These ports are also able to be used for connecting Thunderbolt displays. Specifically, the hub can drive a single monitor at 5K, 6K, or 8K, that that maximum resolution getting a 30Hz refresh rate.
In theory, the same hub can instead drive two 4K monitors, and in that case the display gets up to a 60Hz rate.
In practice, the hub can drive two monitors, but only if the Mac can. Hyper notes that this Dual Extended Display feature, as they call it, is only available on the M1 Pro, M1 Max, or Intel-based MacBook Pro.
The fourth port
You fill up the first three Thunderbolt ports with a display, with portable storage, or so on, and the fourth connects to the MacBook. Port number 4 is a single upstream one that can provide up to 96W power delivery.
So as you use the hub, you can fast-charge devices up to the 14-inch MacBook Pro, or M2 MacBook Air.
It might be handier if this fourth port were on the side of the hub, so that it was away from the ports you keep swapping peripherals out of. But with the Mac mini, for instance, the design means you can bring the Thunderbolt ports to the front of the machine for ease of access.
Hyper Thunderbolt 4 Power Hub review – intended audience
The hub suits desktop users, or ones who chiefly use their MacBook Pro in the same place. It is easily transportable, but it works best as at least a semi-permanent fixture on your desk.
That way you can return from a shoot, for instance, and very quickly be transferring your footage to the Mac. At the same time, you could be backing up that Mac, too.
So it’s really for people who need to store and move very large files, and to often work with them. It’s not for people who would just occasionally like one more Thunderbolt port than their Mac provides.

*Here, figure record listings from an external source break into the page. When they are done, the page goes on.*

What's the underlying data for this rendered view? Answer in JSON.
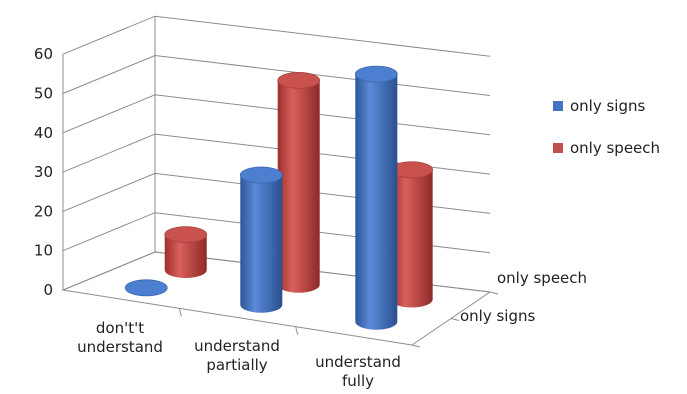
{
  "chart_data": {
    "type": "bar",
    "subtype": "3d-cylinder",
    "title": "",
    "xlabel": "",
    "ylabel": "",
    "ylim": [
      0,
      60
    ],
    "yticks": [
      0,
      10,
      20,
      30,
      40,
      50,
      60
    ],
    "grid": true,
    "legend_position": "right",
    "categories": [
      "don't't understand",
      "understand partially",
      "understand fully"
    ],
    "category_lines": [
      [
        "don't't",
        "understand"
      ],
      [
        "understand",
        "partially"
      ],
      [
        "understand",
        "fully"
      ]
    ],
    "depth_labels": [
      "only speech",
      "only signs"
    ],
    "series": [
      {
        "name": "only signs",
        "color": "#4472c4",
        "values": [
          0,
          33,
          63
        ]
      },
      {
        "name": "only speech",
        "color": "#c0504d",
        "values": [
          9,
          52,
          33
        ]
      }
    ]
  }
}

This does mean that the Hyper Thunderbolt 4 Power Hub lacks the kind of extras like USB-A, HDMI, or SD card slots that would make it universally useful. But for its intended audience, especially with the lack of the normal power brick, the hub is good value.
For about $35 more, though, there is the OWC Thunderbolt Go Dock. It too lacks a power brick, but has more ports.

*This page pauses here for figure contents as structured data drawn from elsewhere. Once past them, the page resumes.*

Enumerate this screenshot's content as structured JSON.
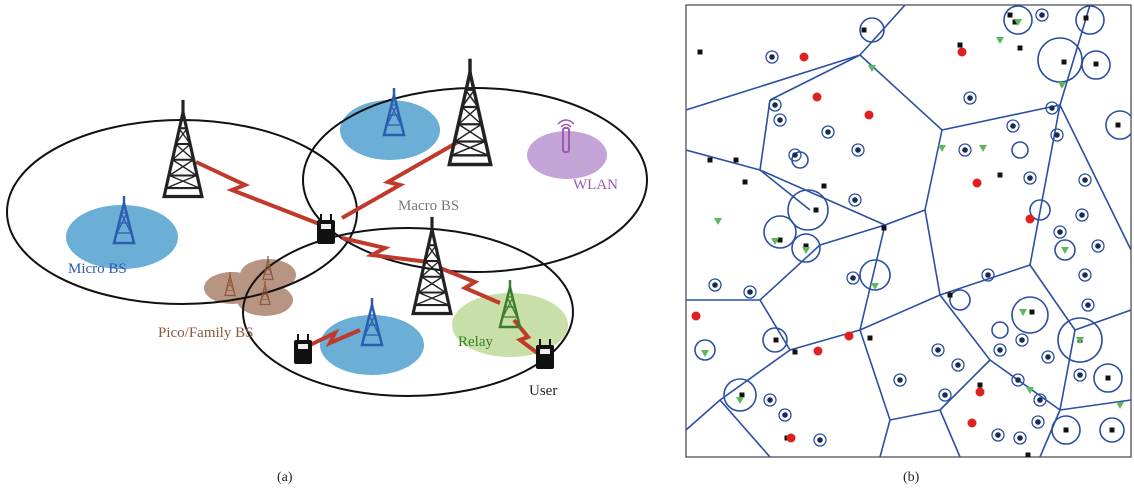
{
  "panel_a": {
    "caption": "(a)",
    "labels": {
      "micro": "Micro BS",
      "macro": "Macro BS",
      "wlan": "WLAN",
      "pico": "Pico/Family BS",
      "relay": "Relay",
      "user": "User"
    },
    "colors": {
      "micro": "#2a5db0",
      "macro": "#777777",
      "wlan": "#9b59b6",
      "pico": "#8b5a3c",
      "relay": "#3a7d2c",
      "user": "#222222",
      "link": "#c0392b",
      "blue_zone": "#6baed6",
      "purple_zone": "#c4a3d6",
      "brown_zone": "#b89483",
      "green_zone": "#c9dfa8"
    }
  },
  "panel_b": {
    "caption": "(b)",
    "colors": {
      "edges": "#2b4fa3",
      "users": "#111111",
      "red_nodes": "#e02020",
      "green_nodes": "#5cb85c",
      "dark_nodes": "#1b2a55"
    }
  }
}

It’s also larger, though, which means for some users the Hyper Thunderbolt 4 Power Hub may be the right combination of size, weight, price, and ports.
Hyper Thunderbolt 4 Power Hub – Pros
- Provides three 40Gb Thunderbolt 4 ports for peripherals
- Has one Thunderbolt 4 port for connect to the host Mac
- Does not need a separate, large power brick
- Can power peripherals and charge a MacBook Pro
- Lightweight
Hyper Thunderbolt 4 Power Hub – Cons
- Only includes Thunderbolt 4 ports, nothing else
- Requires AC power so it’s transportable, not portable
Rating: 4 out of 5
The Hyper Thunderbolt 4 Power Hub costs $299.99, direct from the Hyper website.